As an alternative, which in any case is probably more efficient, you could push all the keys to a common case before using them in the map. A case-insensitive comparison is more costly than a regular string comparison. There's some Unicode gotcha to do with that which I can never quite remember, though. Maybe you have to convert -> lowercase -> uppercase, instead of just -> uppercase, or something like that, in order to avoid some nasty cases in certain languages or with titlecase characters. Anyone?
Also as other people said, you might not really want LPCWSTR as your key. This will store pointers in the map, which means that anyone who inserts a string has to ensure that the data it points to remains valid as long as it's in the hash_map.
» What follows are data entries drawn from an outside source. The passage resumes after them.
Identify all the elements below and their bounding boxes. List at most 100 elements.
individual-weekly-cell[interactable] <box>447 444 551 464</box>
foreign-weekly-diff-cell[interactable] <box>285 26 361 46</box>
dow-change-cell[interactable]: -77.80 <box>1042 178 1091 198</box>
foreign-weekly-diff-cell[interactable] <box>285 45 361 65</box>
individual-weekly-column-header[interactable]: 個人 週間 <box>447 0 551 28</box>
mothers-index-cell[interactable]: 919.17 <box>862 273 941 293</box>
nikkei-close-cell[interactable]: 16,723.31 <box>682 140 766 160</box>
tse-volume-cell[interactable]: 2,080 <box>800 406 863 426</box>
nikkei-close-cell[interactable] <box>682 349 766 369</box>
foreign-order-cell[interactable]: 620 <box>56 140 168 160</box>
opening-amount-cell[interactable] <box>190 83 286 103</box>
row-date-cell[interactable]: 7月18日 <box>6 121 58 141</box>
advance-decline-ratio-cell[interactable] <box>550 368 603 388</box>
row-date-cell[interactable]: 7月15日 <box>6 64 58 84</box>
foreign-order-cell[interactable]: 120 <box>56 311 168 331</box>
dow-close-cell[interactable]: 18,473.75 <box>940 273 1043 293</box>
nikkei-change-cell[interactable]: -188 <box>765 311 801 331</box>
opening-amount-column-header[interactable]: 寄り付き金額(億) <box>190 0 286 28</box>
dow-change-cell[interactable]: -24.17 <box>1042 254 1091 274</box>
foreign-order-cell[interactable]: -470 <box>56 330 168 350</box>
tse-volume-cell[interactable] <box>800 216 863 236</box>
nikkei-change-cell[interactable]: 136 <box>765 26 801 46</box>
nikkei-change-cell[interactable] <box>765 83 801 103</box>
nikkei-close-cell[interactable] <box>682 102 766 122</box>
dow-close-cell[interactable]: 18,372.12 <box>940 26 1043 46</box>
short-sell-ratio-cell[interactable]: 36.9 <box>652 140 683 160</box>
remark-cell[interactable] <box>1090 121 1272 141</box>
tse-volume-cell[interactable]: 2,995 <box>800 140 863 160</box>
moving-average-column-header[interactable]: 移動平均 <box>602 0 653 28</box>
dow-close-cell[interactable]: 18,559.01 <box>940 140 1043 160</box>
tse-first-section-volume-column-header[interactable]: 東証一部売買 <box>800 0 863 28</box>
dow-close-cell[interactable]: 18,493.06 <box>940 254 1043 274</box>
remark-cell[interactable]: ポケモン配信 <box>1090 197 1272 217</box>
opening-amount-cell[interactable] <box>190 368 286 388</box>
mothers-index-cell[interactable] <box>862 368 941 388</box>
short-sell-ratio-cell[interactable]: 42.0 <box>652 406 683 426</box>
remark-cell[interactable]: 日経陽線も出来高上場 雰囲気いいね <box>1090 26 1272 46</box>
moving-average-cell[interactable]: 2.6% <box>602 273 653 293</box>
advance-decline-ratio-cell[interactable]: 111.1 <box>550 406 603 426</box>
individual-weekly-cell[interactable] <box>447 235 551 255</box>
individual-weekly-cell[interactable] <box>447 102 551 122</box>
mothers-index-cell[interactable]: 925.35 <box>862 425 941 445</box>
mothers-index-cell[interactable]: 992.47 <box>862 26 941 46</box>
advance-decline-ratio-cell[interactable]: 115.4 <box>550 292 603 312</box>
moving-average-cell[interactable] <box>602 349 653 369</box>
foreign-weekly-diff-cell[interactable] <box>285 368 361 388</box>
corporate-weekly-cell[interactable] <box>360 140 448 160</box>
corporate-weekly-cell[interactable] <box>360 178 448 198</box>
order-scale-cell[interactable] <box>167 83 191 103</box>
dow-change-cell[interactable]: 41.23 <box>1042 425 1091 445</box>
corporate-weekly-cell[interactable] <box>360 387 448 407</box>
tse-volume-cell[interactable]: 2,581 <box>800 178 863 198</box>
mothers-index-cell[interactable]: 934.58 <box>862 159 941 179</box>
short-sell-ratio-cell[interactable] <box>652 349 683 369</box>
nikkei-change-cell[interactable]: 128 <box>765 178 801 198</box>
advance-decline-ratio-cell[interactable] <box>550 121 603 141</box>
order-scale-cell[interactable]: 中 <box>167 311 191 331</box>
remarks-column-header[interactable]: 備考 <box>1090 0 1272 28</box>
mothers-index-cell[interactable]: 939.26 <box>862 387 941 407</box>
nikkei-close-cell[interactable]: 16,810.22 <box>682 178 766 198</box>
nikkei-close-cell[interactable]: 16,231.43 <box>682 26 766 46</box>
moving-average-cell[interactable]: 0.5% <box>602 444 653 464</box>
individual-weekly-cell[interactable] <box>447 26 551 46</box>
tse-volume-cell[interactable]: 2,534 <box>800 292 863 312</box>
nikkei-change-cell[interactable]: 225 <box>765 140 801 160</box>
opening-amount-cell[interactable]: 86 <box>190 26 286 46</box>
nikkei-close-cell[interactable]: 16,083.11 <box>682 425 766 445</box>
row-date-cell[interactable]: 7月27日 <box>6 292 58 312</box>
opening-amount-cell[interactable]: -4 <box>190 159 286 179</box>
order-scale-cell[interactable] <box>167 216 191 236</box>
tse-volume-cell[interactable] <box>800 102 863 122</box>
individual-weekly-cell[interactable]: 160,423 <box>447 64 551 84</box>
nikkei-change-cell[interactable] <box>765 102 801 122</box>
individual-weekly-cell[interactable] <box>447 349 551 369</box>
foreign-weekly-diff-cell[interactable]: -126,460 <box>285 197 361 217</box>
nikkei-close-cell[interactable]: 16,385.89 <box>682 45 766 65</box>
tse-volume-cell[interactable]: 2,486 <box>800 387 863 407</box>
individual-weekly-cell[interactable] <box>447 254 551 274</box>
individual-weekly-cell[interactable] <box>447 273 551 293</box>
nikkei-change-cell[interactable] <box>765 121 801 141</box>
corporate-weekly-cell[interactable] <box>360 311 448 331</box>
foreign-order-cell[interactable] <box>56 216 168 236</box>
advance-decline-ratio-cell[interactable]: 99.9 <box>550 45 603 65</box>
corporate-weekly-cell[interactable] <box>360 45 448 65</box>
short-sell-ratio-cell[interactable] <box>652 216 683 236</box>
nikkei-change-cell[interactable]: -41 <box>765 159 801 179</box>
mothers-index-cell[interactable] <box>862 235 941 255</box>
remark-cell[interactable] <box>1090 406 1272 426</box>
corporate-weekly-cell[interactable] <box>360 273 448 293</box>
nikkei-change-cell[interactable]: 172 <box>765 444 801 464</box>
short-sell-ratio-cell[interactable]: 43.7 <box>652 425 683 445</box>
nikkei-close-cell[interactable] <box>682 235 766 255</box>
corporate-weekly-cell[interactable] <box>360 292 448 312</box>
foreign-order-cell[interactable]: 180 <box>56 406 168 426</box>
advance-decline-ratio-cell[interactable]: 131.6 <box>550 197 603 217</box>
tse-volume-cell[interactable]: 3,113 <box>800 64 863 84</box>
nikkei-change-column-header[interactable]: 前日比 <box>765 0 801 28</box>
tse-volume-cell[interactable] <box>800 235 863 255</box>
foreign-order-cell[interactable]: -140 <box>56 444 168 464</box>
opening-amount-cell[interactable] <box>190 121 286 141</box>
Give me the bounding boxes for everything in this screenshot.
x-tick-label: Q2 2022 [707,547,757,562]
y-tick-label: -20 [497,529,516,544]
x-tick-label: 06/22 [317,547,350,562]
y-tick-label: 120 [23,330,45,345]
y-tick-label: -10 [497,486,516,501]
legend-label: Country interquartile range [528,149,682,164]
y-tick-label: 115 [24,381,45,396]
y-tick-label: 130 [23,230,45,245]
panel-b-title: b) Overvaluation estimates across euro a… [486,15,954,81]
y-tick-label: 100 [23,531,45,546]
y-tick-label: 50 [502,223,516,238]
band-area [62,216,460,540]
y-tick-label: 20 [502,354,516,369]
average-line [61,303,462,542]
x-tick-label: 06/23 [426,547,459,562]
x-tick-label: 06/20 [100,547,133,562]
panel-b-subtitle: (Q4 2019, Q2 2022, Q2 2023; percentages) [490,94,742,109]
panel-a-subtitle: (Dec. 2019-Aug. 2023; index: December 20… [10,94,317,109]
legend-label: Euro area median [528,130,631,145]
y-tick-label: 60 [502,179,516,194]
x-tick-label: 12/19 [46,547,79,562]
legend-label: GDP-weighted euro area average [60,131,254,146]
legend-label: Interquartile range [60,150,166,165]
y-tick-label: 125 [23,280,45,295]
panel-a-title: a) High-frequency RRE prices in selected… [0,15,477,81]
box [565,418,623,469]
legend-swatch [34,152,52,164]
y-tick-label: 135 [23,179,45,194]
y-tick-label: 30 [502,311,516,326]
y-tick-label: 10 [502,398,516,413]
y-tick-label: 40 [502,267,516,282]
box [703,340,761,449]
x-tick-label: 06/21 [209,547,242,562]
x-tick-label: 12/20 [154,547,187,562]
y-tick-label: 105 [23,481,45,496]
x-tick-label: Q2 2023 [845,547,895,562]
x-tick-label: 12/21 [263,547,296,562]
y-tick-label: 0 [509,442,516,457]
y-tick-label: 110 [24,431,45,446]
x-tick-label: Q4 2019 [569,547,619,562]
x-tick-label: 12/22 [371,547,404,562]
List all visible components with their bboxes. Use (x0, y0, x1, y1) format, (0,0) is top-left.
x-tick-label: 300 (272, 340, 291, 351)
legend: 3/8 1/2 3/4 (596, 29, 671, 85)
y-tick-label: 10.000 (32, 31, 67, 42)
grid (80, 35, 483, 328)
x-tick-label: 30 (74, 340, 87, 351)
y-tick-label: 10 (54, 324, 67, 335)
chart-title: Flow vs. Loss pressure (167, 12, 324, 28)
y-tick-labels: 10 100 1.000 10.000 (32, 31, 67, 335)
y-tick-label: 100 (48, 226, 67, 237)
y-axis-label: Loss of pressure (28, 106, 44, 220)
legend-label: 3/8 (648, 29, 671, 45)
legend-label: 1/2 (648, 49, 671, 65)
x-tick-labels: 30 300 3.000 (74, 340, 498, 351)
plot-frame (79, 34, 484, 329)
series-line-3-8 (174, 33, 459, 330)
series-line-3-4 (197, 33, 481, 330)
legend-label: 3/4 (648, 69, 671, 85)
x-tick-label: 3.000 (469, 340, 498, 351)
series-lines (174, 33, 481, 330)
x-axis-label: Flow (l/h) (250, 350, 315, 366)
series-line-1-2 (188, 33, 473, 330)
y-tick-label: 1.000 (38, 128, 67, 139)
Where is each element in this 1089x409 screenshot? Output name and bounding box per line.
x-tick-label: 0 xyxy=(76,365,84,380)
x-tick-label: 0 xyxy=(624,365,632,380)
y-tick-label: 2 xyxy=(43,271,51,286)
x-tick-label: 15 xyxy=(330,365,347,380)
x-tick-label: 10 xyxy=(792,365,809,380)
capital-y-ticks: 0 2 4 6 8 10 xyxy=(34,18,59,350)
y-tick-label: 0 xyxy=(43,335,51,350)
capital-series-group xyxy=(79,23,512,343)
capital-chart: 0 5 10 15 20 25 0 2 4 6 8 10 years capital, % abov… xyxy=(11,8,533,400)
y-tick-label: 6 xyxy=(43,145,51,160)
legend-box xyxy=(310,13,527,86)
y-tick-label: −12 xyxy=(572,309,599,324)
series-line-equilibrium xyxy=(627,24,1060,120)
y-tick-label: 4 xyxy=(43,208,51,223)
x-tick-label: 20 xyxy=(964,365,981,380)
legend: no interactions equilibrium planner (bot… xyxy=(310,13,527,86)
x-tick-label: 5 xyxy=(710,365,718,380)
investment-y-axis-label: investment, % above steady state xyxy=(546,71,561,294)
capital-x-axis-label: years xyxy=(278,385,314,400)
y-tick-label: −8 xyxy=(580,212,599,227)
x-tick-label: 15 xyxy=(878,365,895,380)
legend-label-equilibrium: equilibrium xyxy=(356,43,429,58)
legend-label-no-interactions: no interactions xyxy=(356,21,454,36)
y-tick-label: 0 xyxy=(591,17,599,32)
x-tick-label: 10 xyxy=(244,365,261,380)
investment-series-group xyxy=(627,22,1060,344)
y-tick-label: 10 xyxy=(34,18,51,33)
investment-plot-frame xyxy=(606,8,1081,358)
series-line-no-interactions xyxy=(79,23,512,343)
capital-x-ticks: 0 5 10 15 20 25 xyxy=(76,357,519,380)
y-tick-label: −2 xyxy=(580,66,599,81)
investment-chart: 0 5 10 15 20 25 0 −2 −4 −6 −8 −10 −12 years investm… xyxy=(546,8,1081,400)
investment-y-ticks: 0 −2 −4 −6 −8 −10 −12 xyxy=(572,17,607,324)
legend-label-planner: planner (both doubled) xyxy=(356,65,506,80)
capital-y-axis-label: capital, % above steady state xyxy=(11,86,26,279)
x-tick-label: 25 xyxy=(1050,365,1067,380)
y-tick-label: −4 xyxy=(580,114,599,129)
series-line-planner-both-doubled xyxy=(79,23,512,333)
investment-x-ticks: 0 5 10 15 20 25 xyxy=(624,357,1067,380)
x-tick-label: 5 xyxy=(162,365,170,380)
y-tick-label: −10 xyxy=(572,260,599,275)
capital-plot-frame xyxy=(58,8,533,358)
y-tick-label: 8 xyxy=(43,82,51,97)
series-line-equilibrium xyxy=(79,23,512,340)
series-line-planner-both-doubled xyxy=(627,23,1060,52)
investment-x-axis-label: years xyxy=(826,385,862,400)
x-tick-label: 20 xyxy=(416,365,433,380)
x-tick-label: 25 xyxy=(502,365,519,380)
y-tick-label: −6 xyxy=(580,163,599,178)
It's often better in the long run for hash_map to keep a copy of the key string passed to insert, in which case you should use wstring as the key.
There was some great information given here. I gathered bits and pieces from the answers and put this one together:
#include "stdafx.h"
#include "atlbase.h"
#include <map>
#include <wchar.h>
typedef std::pair<std::wstring, int> MyPair;
struct key_comparer
{
bool operator()(std::wstring a, std::wstring b) const
{
return _wcsicmp(a.c_str(), b.c_str()) < 0;
}
};
int _tmain(int argc, _TCHAR* argv[])
{
std::map<std::wstring, int, key_comparer> mymap;
mymap.insert(MyPair(L"GHI",3));
mymap.insert(MyPair(L"DEF",2));
mymap.insert(MyPair(L"ABC",1));
std::map<std::wstring, int, key_comparer>::iterator iter;
iter = mymap.find(L"def");
if (iter == mymap.end()) {
printf("No match.\n");
} else {
printf("match: %i\n", iter->second);
}
return 0;
}
If you use an std::map instead of the non-standard hash_map, you can set the comparison function to be used when doing the binary search:
// Function object for case insensitive comparison
struct case_insensitive_compare
{
case_insensitive_compare() {}
// Function objects overloader operator()
// When used as a comparer, it should function as operator<(a,b)
bool operator()(const std::string& a, const std::string& b) const
{
return to_lower(a) < to_lower(b);
}
std::string to_lower(const std::string& a) const
{
std::string s(a);
std::for_each(s.begin(), s.end(), char_to_lower);
return s;
}
void char_to_lower(char& c) const
{
if (c >= 'A' && c <= 'Z')
c += ('a' - 'A');
}
};
// ...
std::map<std::string, std::string, case_insensitive_compare> someMap;
someMap["foo"] = "Hello, world!";
std::cout << someMap["FOO"] << endl; // Hello, world!
LPCWSTR is a pointer to a null-terminated array of unicode characters and probably not what you want in this case. Use the wstring specialization of basic_string instead.
For case-insensitivity, you would need to convert the keys to all upper case or all lower case before you insert and search. At least I don't think you can do it any other way.